Resurrection

At this point, I’ve lost track of how many times I’ve deleted and later reestablished this site or other, older incarnations of my blog. The cycle is now familiar. First, the feeling of having something to say, but not having a suitable place to put it. Next, setting up a blog and posting some things on it. Last, getting frustrated/bored/depressed and scrapping the whole thing.

Every time I set up a blog, and every time I scrap a blog, I tell myself that’s it. But the cycle repeats. I wonder if this is the time it’ll stick.

Once upon a time, I used to blog a lot. Back in the early two-thousands, when blogging still felt fresh, and the push to monetize every last thing in existence hadn’t yet strangled the joy out of the blogging community. A lot has changed since then, but probably the most significant thing to negatively impact my public efforts at writing with any regularity has been ongoing, chronic depression and the accumulated emotional fatigue it entails.

This is where people usually want to change the subject. Time to change the channel, right? Where’s the damned remote?

The thing is, it’s something that we need to address with more openness and honesty as a society. Don’t change the channel. Don’t change the subject. Look squarely at the ugly little monster that follows millions of people around every day.

See how it trips people up as they try to move forward. See how deftly it attaches a million little weights to each person, stitching them on with invisible threads. See how it fiddles with the knobs of perception, draining the color from life and turning the volume down on happiness.

More people than you think have their own little monsters. Many of the people you know who seem perfectly fine, who act and claim to be perfectly fine, are anything but fine.

Any time a big celebrity commits suicide, the shock of it ripples across society, and there is a moment in which at least some people call for this quiet epidemic to finally be addressed. People get on social media and share information about counseling services and suicide hotlines, encouraging those who are suffering to reach out for help.

Nothing changes. Everything goes back to the way it was until the next high-profile suicide, at which time the ineffectual outcry repeats itself. It is undoubtedly sincere and well-intentioned, but posting a hotline number on Twitter has rarely diverted a razor from a wrist. It’s hobbyism, much like shouting about politics on Facebook instead of actually engaging with issues in a way apt to affect change in the real world.

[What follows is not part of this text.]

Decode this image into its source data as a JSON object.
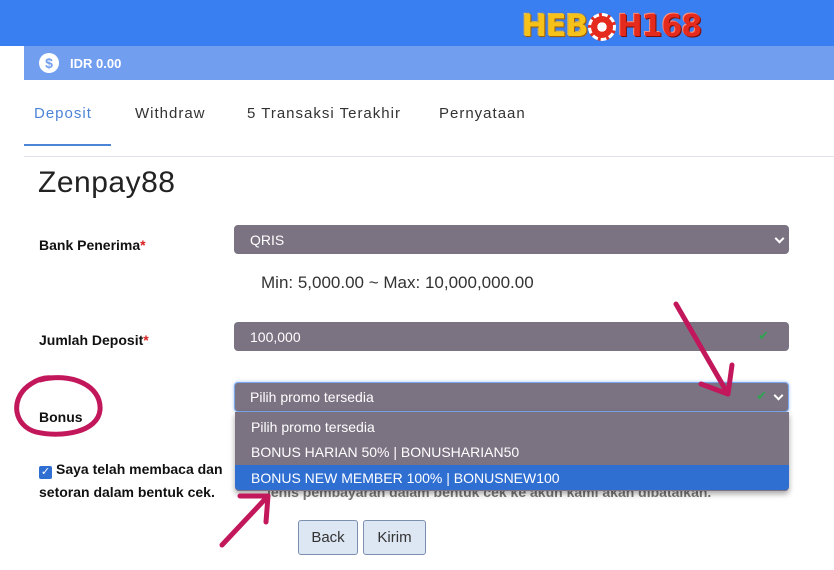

All the digital hand-wringing in the world won’t help anyone who is suffering silently and alone.

Aside from friends I’ve lost, the suicide that hit me hardest was Anthony Bourdain, who I always assumed I’d eventually cross paths with somewhere in Tokyo. I could relate to him in a way that rarely happens with public figures. I could see his demons because he didn’t hide them, and they were not unlike my own. His candor and transparency as a human being helped me feel less alone in the struggle of depression.

And then he was gone.

If anyone out there is reading this and wondering if they need to be worrying about me, you don’t. But I can guarantee that you know at least one person who could use your support. As in actual, human-to-human support. Make a call. Send a friend an email to check in. Visit someone you haven’t heard from in a while. And most of all, listen and try to understand.

If you’ve never experienced depression personally, that’s good. That can make it hard to understand, though, and to help bridge the gap, we need more honest discussion. I suppose that’s one reason why I’m back here making a blog again. Not that this will be just a panorama of depression, but I’m not going to hide the struggle. I’ll be writing on whatever I happen to be thinking about, but if the monster shows up, I’m not going to pretend otherwise.

Battling that ugly little monster is exhausting, but I can at least fight the good fight out in the open where others fighting the same battle can see. I don’t want anyone to feel as alone in the struggle as I’ve felt in the past. I am determined to exterminate that little bastard, and speaking about it openly is part of that.

All of which is to say that I’m back again. Hopefully for good this time.